We found that discussion of some issues was related to physician factors, including self-efficacy, importance of the health issue, and expectation of effectiveness. Social learning theory has been found to have high predictive validity in explaining behavior and explained 25% to 47% of the variability in counseling practice. The issues of family stress and substance abuse, gun safety, and television were less frequently discussed and were associated with lower health importance, self-efficacy, and outcome expectation.

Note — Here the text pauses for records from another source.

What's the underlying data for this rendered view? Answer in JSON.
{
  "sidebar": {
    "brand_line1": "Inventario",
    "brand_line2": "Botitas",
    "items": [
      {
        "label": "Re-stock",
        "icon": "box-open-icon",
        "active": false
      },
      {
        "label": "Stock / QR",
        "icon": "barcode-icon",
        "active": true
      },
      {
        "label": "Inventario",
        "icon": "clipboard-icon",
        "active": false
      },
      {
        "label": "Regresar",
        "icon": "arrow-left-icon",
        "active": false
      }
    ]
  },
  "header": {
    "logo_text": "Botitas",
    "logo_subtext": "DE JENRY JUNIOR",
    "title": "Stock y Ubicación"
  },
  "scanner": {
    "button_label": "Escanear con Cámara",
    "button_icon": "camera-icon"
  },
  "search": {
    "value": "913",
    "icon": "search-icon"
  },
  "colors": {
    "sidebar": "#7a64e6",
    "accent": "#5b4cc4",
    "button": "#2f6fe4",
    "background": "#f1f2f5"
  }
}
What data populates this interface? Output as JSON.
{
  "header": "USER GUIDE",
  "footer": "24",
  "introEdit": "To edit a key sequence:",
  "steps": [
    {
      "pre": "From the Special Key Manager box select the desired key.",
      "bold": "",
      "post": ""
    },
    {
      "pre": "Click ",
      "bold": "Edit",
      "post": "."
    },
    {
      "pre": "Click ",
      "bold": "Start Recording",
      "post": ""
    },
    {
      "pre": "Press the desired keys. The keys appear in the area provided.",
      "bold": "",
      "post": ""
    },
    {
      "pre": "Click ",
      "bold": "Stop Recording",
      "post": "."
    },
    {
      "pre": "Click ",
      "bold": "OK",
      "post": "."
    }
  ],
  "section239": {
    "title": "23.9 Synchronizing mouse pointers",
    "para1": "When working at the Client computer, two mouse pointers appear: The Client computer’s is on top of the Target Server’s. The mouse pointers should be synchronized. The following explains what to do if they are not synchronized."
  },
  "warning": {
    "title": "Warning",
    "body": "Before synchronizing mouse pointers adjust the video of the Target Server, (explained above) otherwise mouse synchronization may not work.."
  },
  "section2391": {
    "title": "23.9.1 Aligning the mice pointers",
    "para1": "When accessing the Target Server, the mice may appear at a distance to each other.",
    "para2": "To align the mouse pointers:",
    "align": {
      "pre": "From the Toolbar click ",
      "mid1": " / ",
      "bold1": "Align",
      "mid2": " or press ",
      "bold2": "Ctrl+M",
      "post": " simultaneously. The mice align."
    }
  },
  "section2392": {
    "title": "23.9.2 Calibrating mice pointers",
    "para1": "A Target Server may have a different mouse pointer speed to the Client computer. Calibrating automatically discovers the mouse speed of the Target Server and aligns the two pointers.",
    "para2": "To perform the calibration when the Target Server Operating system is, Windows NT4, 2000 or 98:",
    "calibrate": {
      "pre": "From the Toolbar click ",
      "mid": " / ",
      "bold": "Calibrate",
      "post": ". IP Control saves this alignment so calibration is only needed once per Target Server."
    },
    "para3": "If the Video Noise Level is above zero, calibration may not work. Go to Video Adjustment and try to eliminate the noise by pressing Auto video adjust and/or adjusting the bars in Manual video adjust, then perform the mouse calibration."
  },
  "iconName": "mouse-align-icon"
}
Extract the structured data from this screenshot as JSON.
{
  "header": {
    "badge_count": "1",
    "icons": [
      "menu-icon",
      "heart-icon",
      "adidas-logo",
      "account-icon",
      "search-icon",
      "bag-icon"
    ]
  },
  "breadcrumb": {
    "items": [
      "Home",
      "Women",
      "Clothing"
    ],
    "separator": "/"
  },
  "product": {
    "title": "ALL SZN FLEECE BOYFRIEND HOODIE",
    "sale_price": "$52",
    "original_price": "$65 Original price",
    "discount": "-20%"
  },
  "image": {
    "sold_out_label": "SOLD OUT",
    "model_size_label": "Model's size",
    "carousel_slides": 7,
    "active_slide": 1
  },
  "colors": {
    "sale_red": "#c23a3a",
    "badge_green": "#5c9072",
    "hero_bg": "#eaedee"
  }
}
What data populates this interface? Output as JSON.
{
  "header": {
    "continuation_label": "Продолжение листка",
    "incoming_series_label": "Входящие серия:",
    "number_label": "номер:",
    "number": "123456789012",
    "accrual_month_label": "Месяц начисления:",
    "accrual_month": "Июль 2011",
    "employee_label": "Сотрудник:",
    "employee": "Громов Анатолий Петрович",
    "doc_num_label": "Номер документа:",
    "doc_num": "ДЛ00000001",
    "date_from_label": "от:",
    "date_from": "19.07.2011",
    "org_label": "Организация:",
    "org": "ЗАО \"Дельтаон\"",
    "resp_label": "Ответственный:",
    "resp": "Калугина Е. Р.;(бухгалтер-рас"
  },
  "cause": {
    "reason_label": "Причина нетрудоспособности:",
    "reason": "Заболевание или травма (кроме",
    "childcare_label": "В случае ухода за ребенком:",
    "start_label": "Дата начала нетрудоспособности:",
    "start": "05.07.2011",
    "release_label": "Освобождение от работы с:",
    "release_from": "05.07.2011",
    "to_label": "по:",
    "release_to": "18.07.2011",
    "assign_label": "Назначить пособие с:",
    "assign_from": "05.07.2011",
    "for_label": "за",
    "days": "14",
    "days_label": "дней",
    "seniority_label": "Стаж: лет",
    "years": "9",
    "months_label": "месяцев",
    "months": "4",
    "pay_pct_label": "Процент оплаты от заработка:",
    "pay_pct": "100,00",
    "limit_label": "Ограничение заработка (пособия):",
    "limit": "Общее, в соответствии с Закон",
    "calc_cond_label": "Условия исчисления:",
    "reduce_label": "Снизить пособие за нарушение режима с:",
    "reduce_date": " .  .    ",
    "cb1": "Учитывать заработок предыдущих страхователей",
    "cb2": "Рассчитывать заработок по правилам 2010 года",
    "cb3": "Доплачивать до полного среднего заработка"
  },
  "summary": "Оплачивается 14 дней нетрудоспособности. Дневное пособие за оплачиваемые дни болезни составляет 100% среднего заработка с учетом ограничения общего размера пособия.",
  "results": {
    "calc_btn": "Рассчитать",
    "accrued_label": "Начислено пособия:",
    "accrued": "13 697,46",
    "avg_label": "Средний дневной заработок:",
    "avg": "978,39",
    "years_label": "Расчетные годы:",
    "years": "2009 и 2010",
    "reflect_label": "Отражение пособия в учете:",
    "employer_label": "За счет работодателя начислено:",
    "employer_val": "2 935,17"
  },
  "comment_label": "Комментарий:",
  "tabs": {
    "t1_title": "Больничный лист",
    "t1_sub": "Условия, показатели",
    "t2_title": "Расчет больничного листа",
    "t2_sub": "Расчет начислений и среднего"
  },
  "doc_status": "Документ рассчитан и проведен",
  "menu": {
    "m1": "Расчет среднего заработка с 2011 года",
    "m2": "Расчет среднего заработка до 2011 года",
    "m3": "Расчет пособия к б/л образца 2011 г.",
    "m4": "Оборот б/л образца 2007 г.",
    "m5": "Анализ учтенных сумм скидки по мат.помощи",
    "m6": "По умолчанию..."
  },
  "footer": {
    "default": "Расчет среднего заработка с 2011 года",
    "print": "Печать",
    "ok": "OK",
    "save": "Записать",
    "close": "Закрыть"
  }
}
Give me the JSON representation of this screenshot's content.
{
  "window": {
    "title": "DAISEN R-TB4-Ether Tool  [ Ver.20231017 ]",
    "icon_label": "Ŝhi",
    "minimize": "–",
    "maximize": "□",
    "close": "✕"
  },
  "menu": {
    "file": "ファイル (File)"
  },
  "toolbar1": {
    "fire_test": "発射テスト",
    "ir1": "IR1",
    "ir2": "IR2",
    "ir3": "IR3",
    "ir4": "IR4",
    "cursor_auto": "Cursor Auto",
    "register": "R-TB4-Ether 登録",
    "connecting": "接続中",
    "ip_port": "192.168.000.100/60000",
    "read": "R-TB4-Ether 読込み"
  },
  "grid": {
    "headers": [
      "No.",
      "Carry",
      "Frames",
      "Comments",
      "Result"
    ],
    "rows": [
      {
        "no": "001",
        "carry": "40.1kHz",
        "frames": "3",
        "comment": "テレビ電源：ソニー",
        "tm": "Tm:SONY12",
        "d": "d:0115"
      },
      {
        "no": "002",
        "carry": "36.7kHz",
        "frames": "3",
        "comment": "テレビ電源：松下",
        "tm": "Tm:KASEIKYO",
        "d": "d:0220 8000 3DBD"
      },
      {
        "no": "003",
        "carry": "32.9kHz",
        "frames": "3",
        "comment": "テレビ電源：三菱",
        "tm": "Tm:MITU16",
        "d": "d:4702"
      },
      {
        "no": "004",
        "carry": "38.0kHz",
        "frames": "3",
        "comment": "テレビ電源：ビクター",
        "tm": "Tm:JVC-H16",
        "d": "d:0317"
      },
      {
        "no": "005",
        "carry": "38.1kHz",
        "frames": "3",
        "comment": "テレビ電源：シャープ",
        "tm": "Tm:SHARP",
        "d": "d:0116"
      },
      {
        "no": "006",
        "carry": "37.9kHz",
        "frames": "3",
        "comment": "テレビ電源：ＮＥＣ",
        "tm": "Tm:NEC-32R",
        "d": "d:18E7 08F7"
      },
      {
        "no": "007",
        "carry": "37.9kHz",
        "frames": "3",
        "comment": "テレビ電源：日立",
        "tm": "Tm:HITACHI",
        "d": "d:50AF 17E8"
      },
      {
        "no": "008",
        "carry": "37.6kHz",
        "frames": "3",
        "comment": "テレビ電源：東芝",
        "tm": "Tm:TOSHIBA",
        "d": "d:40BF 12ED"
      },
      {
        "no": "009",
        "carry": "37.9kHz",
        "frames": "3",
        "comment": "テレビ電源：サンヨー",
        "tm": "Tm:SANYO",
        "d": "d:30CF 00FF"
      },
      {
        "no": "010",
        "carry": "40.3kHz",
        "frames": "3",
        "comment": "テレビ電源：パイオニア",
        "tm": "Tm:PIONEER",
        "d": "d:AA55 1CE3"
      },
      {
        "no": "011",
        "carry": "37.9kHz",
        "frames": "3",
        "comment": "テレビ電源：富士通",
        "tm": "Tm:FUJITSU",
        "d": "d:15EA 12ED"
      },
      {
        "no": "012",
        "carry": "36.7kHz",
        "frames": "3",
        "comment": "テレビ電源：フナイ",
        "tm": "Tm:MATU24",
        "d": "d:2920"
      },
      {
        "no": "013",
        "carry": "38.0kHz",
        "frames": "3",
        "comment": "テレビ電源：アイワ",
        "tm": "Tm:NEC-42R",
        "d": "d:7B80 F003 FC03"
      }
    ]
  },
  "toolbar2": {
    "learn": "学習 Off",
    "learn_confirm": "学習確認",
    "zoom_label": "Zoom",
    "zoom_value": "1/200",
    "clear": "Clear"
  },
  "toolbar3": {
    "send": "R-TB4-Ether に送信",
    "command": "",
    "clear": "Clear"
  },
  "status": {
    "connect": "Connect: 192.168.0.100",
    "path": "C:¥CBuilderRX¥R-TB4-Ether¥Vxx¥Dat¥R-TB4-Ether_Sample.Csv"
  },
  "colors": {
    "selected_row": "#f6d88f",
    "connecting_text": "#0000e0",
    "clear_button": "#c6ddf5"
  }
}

It is encouraging that despite the pressures on physicians today, these data suggest that issues of time and money were not the primary factors affecting prevention counseling. Although there was a relationship between time and overall counseling, in multiple regression analysis the influence of general attitudes about time and reimbursement for prevention were not as strong in explaining counseling practice as issue importance and physician self-efficacy. Other studies have found that adequate reimbursement for preventive services does not ensure physician provision of these services, which confirms the importance of other motivators.32 Nonetheless, concerns about time were associated with rate of overall counseling. Clearly, time and reimbursement must be sufficient to allow for or maintain current levels of preventive counseling. It is possible that with continuing changes in the health care delivery system and growing penetration of capitated managed care, time and reimbursement issues may play a greater role in influencing preventive care practice.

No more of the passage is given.